Die "Anliegen-Methode" ist die erweiterte Methode einer Psychotherapie, die von Prof. Dr. Franz Ruppert entwickelt wurde. Sie basiert im Wesentlichen auf der Bindungs- und Traumatheorie, einem speziellen Spaltungskonzept sowie einer besonderen Ich-Entwicklungstheorie unter Berücksichtigung meist frühkindlicher (Bindungs-)Traumatisierungen. Aufgrunddessen unterscheidet sie sich maßgeblich von Familienaufstellungen und Systemaufstellungen. Es handelt sich um eine Resonanzarbeit, die dazu einlädt, mit Hilfe anderer spiegelnder Menschen, die eigenen unbewussten inneren Dynamiken sichtbar und fühlbar zu machen, aus intrapsychischen Spaltungen herauszufinden, in einen tiefen und authentischen Kontakt zu sich selbst zu kommen und frühkindliche psychische Verletzungen zu integrieren...

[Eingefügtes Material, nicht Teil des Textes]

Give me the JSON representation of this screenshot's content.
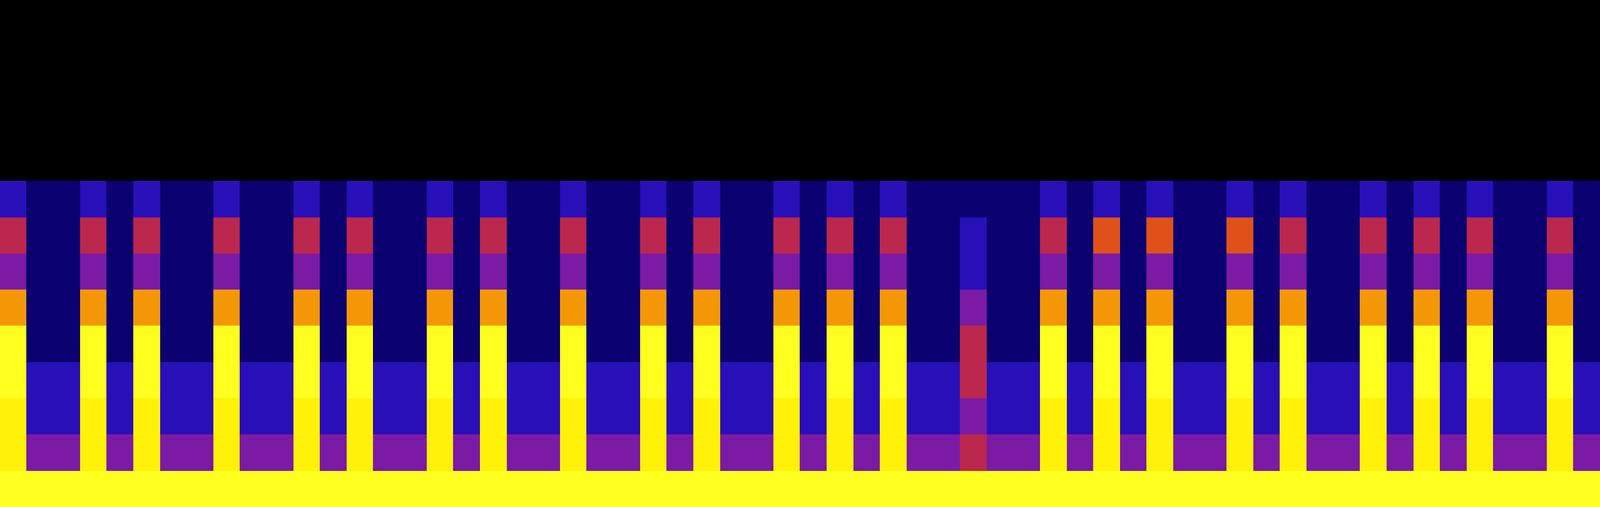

Der Kontakt zum eigenen gesunden Ich sowie zu einem gesunden eigenen Willen und Wollen ist hierbei von enormer Bedeutung und stellt überhaupt erst die Basis dar für Traumaintegrationsprozesse.
Sowohl die therapeutische Methode als auch das sehr komplexe theoretische Fundament, fußen auf intensiven und langjährigen Beobachtungen und Erkenntnissen innerhalb der Arbeit mit hilfesuchenden Menschen.
In dieser Therapie steht der Klient mit seinem jeweiligen Anliegen, das er konkret als Satz formuliert, im Zentrum.
Der Therapeut greift nicht manipulativ in den therapeutischen Prozess ein! Vielmehr öffnet er sich dem Klienten und bietet seine umsichtige empathische Begleitung an, anstatt ihn aufgrund seines Wissens oder seiner eigenen Vorstellungen zu bestimmten Lösungen oder in bestimmte Richtungen zu drängen.
Dies tut er in dem Bewusstsein, dass das gesunde ICH in jedem Menschen die  nötigen Schritte "kennt", wenn ein Kontakt zu ihm hergestellt und die Bereitschaft zur Veränderung da ist.
Dadurch werden nicht nur Grenzen und Schutzmechanismen respektiert, sondern es werden die gesunden psychischen Anteile und Selbstheilungskräfte des Klienten stimuliert, der über die Arbeit immer mehr zu sich selbst, zu seiner wahren Identität und zu einer gesunden Autonomie gelangen kann – in allen Lebensbereichen.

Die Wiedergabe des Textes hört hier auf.